If we add controls as part of the RTB consent path, however, we can better govern data on behalf of publishers and consumers to prevent leakage. For a solution, we should first acknowledge how identity typically works in the consent chain. Identity platforms today are often constructed from the exhaust of the consumer experience, generally without a contract at the level of the publisher and the consumer. Managing identity from the consumer perspective typically runs into adoption barriers.
Clearly, we should be thinking about what the consumer wants. Individuals are more willing to share sensitive information if they understand why and how that data is getting used – and if the solution is lightweight and easy to understand at the point of consent. So here is an opportunity to re-approach the role of the software development kit – the SDK as a governance layer.
Ad tech tends to pitch the value of the SDK as lying in its pole position with the consumer: SDKs give stakeholders a better look at data and a better opportunity to market to the consumer. It is also the place where we must already obtain consumer consent.
So, a logical extension of this is that the SDK could also serve the consumer and the end publisher by governing the data usage – edge computing, processing on the device itself – and thus providing a safer proxy to the consumer context, all without sharing user data to external and potentially vulnerable cloud environments.
An SDK-agnostic solution
The idea is to bump the publisher-buyer transaction back to the SDK from the server, sandboxing sensitive consumer data to the device itself. It could work within existing SDK frameworks – in a sense, location SDKs in general already manage this kind of scenario with region monitoring and beacons. This next step substantially extends its capabilities to another use case, to what I’d consider a kind of cutting-edge, supply-side private marketplace.

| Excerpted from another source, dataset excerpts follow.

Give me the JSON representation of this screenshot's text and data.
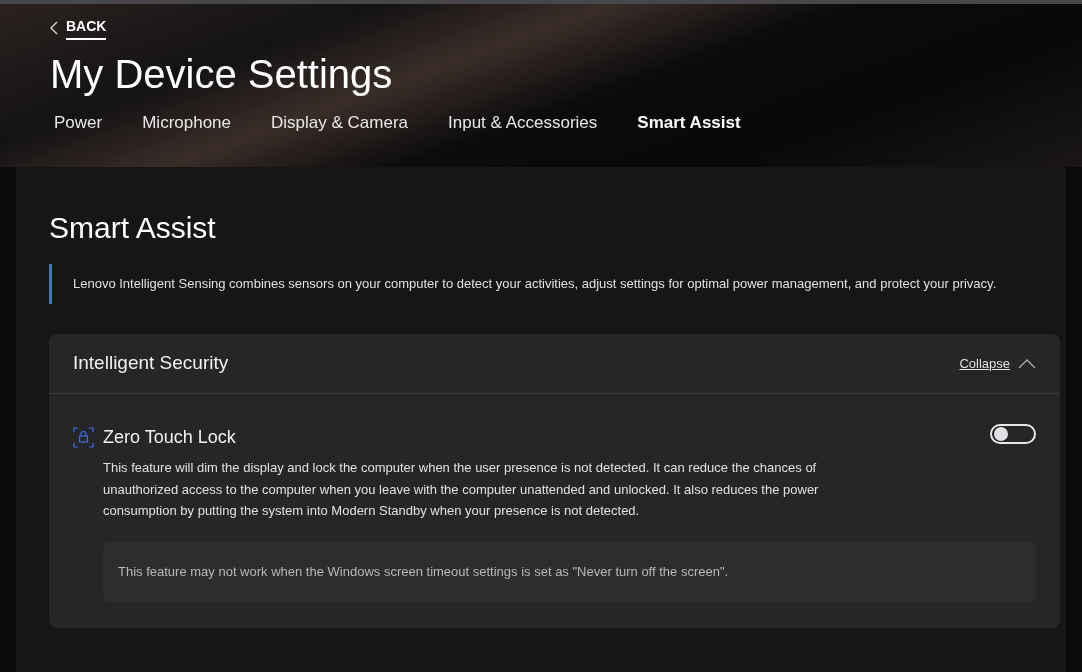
{
  "back_link": {
    "label": "BACK"
  },
  "page_title": "My Device Settings",
  "tabs": [
    {
      "label": "Power",
      "selected": false
    },
    {
      "label": "Microphone",
      "selected": false
    },
    {
      "label": "Display & Camera",
      "selected": false
    },
    {
      "label": "Input & Accessories",
      "selected": false
    },
    {
      "label": "Smart Assist",
      "selected": true
    }
  ],
  "section": {
    "title": "Smart Assist",
    "description": "Lenovo Intelligent Sensing combines sensors on your computer to detect your activities, adjust settings for optimal power management, and protect your privacy."
  },
  "card": {
    "title": "Intelligent Security",
    "collapse_label": "Collapse",
    "expanded": true,
    "features": [
      {
        "title": "Zero Touch Lock",
        "on": false,
        "description": "This feature will dim the display and lock the computer when the user presence is not detected. It can reduce the chances of unauthorized access to the computer when you leave with the computer unattended and unlocked. It also reduces the power consumption by putting the system into Modern Standby when your presence is not detected.",
        "note": "This feature may not work when the Windows screen timeout settings is set as \"Never turn off the screen\"."
      }
    ]
  }
}
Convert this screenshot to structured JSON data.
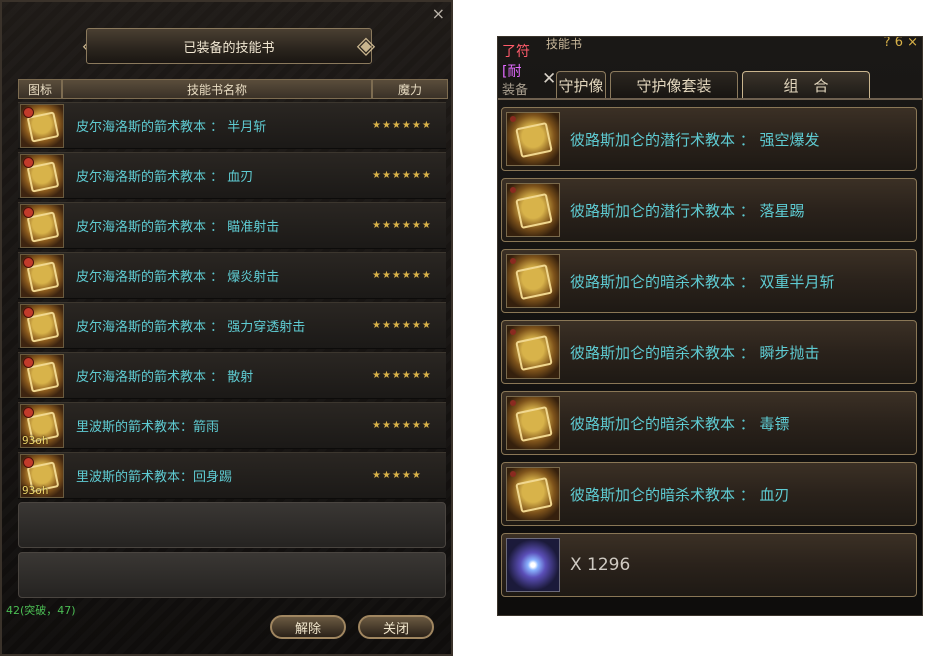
{
  "left": {
    "title": "已装备的技能书",
    "columns": {
      "icon": "图标",
      "name": "技能书名称",
      "mana": "魔力"
    },
    "rows": [
      {
        "name": "皮尔海洛斯的箭术教本 ： 半月斩",
        "stars": "★★★★★★",
        "timer": ""
      },
      {
        "name": "皮尔海洛斯的箭术教本 ： 血刃",
        "stars": "★★★★★★",
        "timer": ""
      },
      {
        "name": "皮尔海洛斯的箭术教本 ： 瞄准射击",
        "stars": "★★★★★★",
        "timer": ""
      },
      {
        "name": "皮尔海洛斯的箭术教本 ： 爆炎射击",
        "stars": "★★★★★★",
        "timer": ""
      },
      {
        "name": "皮尔海洛斯的箭术教本 ： 强力穿透射击",
        "stars": "★★★★★★",
        "timer": ""
      },
      {
        "name": "皮尔海洛斯的箭术教本 ： 散射",
        "stars": "★★★★★★",
        "timer": ""
      },
      {
        "name": "里波斯的箭术教本：箭雨",
        "stars": "★★★★★★",
        "timer": "93oh"
      },
      {
        "name": "里波斯的箭术教本：回身踢",
        "stars": "★★★★★",
        "timer": "93oh"
      }
    ],
    "buttons": {
      "remove": "解除",
      "close": "关闭"
    },
    "overlap_text": "42(突破，47)"
  },
  "right": {
    "title": "技能书",
    "title_icons": "? 6 ×",
    "overlap": {
      "red": "了符",
      "purple": "[耐",
      "grey": "装备"
    },
    "tabs": [
      "守护像",
      "守护像套装",
      "组　合"
    ],
    "rows": [
      {
        "name": "彼路斯加仑的潜行术教本 ： 强空爆发"
      },
      {
        "name": "彼路斯加仑的潜行术教本 ： 落星踢"
      },
      {
        "name": "彼路斯加仑的暗杀术教本 ： 双重半月斩"
      },
      {
        "name": "彼路斯加仑的暗杀术教本 ： 瞬步抛击"
      },
      {
        "name": "彼路斯加仑的暗杀术教本 ： 毒镖"
      },
      {
        "name": "彼路斯加仑的暗杀术教本 ： 血刃"
      }
    ],
    "gem_quantity": "X 1296"
  }
}
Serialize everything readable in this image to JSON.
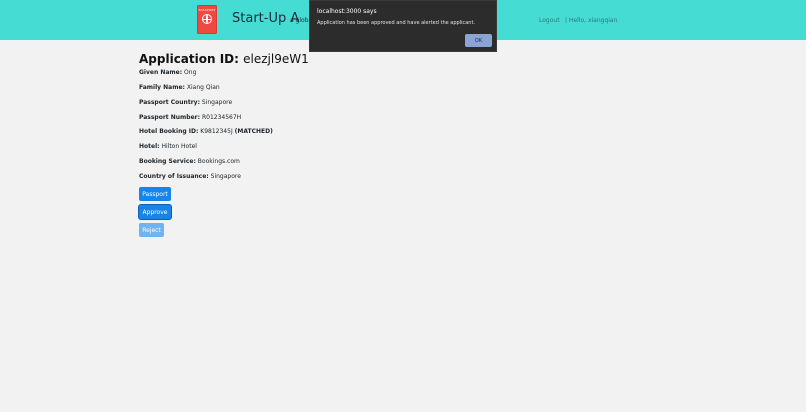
{
  "header": {
    "logo_label": "PASSPORT",
    "brand_title": "Start-Up A",
    "tagline": "a global",
    "logout": "Logout",
    "hello": "| Hello, xiangqian"
  },
  "application": {
    "title_prefix": "Application ID:",
    "id": "elezjl9eW1",
    "fields": [
      {
        "label": "Given Name:",
        "value": "Ong",
        "extra": ""
      },
      {
        "label": "Family Name:",
        "value": "Xiang Qian",
        "extra": ""
      },
      {
        "label": "Passport Country:",
        "value": "Singapore",
        "extra": ""
      },
      {
        "label": "Passport Number:",
        "value": "R01234567H",
        "extra": ""
      },
      {
        "label": "Hotel Booking ID:",
        "value": "K9812345J",
        "extra": "(MATCHED)"
      },
      {
        "label": "Hotel:",
        "value": "Hilton Hotel",
        "extra": ""
      },
      {
        "label": "Booking Service:",
        "value": "Bookings.com",
        "extra": ""
      },
      {
        "label": "Country of Issuance:",
        "value": "Singapore",
        "extra": ""
      }
    ]
  },
  "buttons": {
    "passport": "Passport",
    "approve": "Approve",
    "reject": "Reject"
  },
  "dialog": {
    "title": "localhost:3000 says",
    "message": "Application has been approved and have alerted the applicant.",
    "ok": "OK"
  },
  "colors": {
    "header_bg": "#45dcd3",
    "primary": "#1684e8",
    "dialog_bg": "#2c2c2c",
    "logo": "#ee4a43"
  }
}
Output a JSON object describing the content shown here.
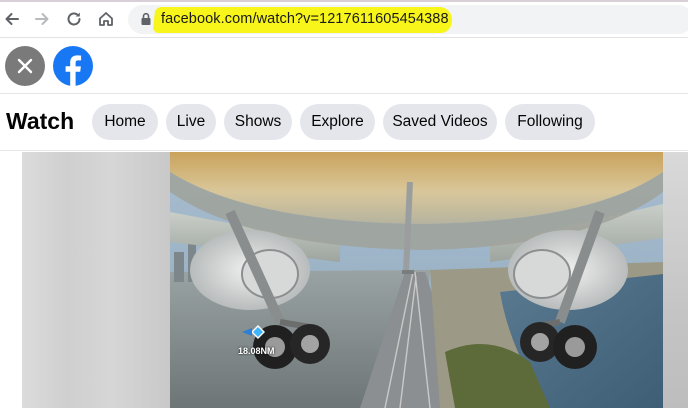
{
  "browser": {
    "url": "facebook.com/watch?v=1217611605454388",
    "icons": [
      "back-icon",
      "forward-icon",
      "reload-icon",
      "home-icon",
      "lock-icon"
    ]
  },
  "header": {
    "close_icon": "close-icon",
    "logo": "facebook-logo"
  },
  "watch": {
    "title": "Watch",
    "tabs": [
      {
        "label": "Home"
      },
      {
        "label": "Live"
      },
      {
        "label": "Shows"
      },
      {
        "label": "Explore"
      },
      {
        "label": "Saved Videos"
      },
      {
        "label": "Following"
      }
    ]
  },
  "video": {
    "hud_distance": "18.08NM"
  },
  "colors": {
    "facebook_blue": "#1877f2",
    "pill_bg": "#e4e6eb",
    "highlight_yellow": "#f7f51a"
  }
}
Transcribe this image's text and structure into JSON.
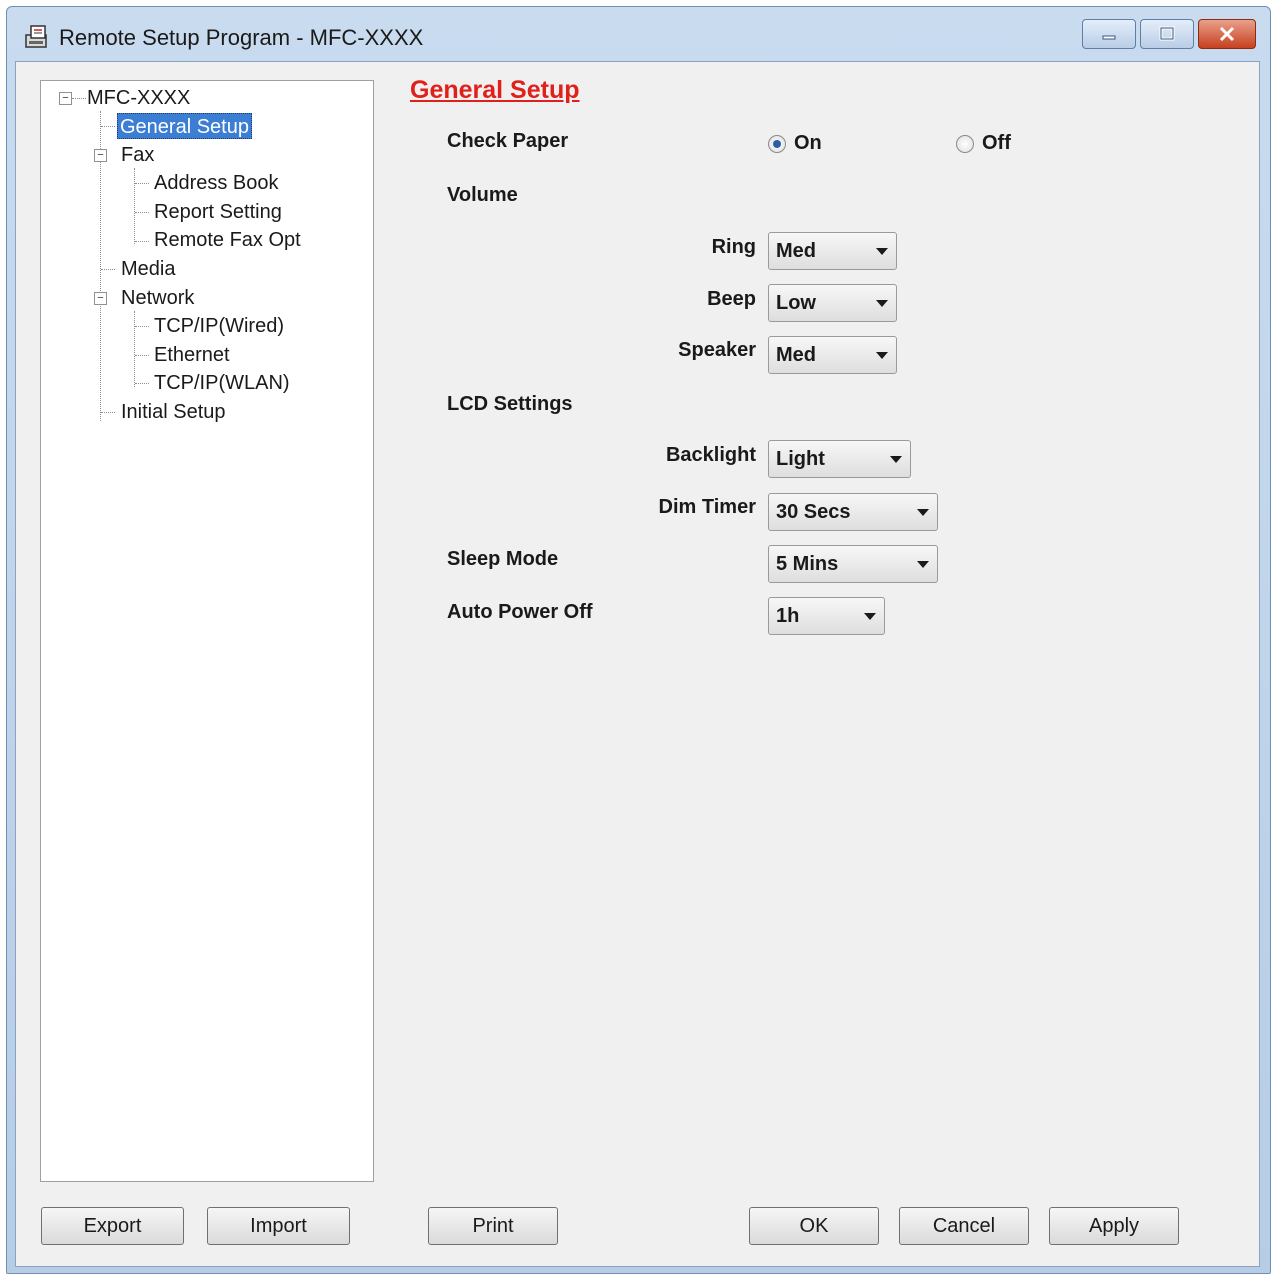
{
  "window": {
    "title": "Remote Setup Program - MFC-XXXX"
  },
  "tree": {
    "root": "MFC-XXXX",
    "items": [
      {
        "label": "General Setup",
        "selected": true
      },
      {
        "label": "Fax"
      },
      {
        "label": "Address Book"
      },
      {
        "label": "Report Setting"
      },
      {
        "label": "Remote Fax Opt"
      },
      {
        "label": "Media"
      },
      {
        "label": "Network"
      },
      {
        "label": "TCP/IP(Wired)"
      },
      {
        "label": "Ethernet"
      },
      {
        "label": "TCP/IP(WLAN)"
      },
      {
        "label": "Initial Setup"
      }
    ]
  },
  "panel": {
    "title": "General Setup",
    "check_paper": {
      "label": "Check Paper",
      "on": "On",
      "off": "Off",
      "selected": "On"
    },
    "volume": {
      "label": "Volume",
      "ring": {
        "label": "Ring",
        "value": "Med"
      },
      "beep": {
        "label": "Beep",
        "value": "Low"
      },
      "speaker": {
        "label": "Speaker",
        "value": "Med"
      }
    },
    "lcd": {
      "label": "LCD Settings",
      "backlight": {
        "label": "Backlight",
        "value": "Light"
      },
      "dim_timer": {
        "label": "Dim Timer",
        "value": "30 Secs"
      }
    },
    "sleep_mode": {
      "label": "Sleep Mode",
      "value": "5 Mins"
    },
    "auto_power_off": {
      "label": "Auto Power Off",
      "value": "1h"
    }
  },
  "buttons": {
    "export": "Export",
    "import": "Import",
    "print": "Print",
    "ok": "OK",
    "cancel": "Cancel",
    "apply": "Apply"
  }
}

Here’s where it gets slightly technical – the basis of how all this actually works.
- The advertiser asks the consumer for consent for data that defines a device’s context. If granted, a contract is set that allows for future transactions.
- Matching occurs to enable an ad decision.
- The contract and decision context are passed via RTB in a portable secure protocol.
In the future, a rules engine can perform more complicated segmentation and decisions on the device. Keeping it all lightweight would always be critical for the publisher and the user experience. Granted, the evolution of the SDK’s role, as proposed, could make for potentially larger instances of SDK tech down the line, but that depends on how far a publisher wants to lock down the device on behalf of the consumer.
There are choices available to keep this lighter while still better protecting consumer data and responding to the guidelines that ICO has highlighted. All of this is a knife’s edge on which ad tech developers already walk. Right now, we have to do it with unfolding privacy concerns buffeting the industry; my proposal mitigates data-privacy threats and returns us to happier engineering challenges.
As regulations drive transformation and data leakages dry up, confidence in the new systems will improve. That should make it easier to get consent from an advertiser to share context, using this SDK approach to better protect consumers in RTB.
Ad tech and regulators are not on opposite sides. Introducing new steps to manage consumer context and positioning the SDK as the governance layer for consent between publishers and consumers could be the paths forward for bringing ad tech into the future of consumer privacy.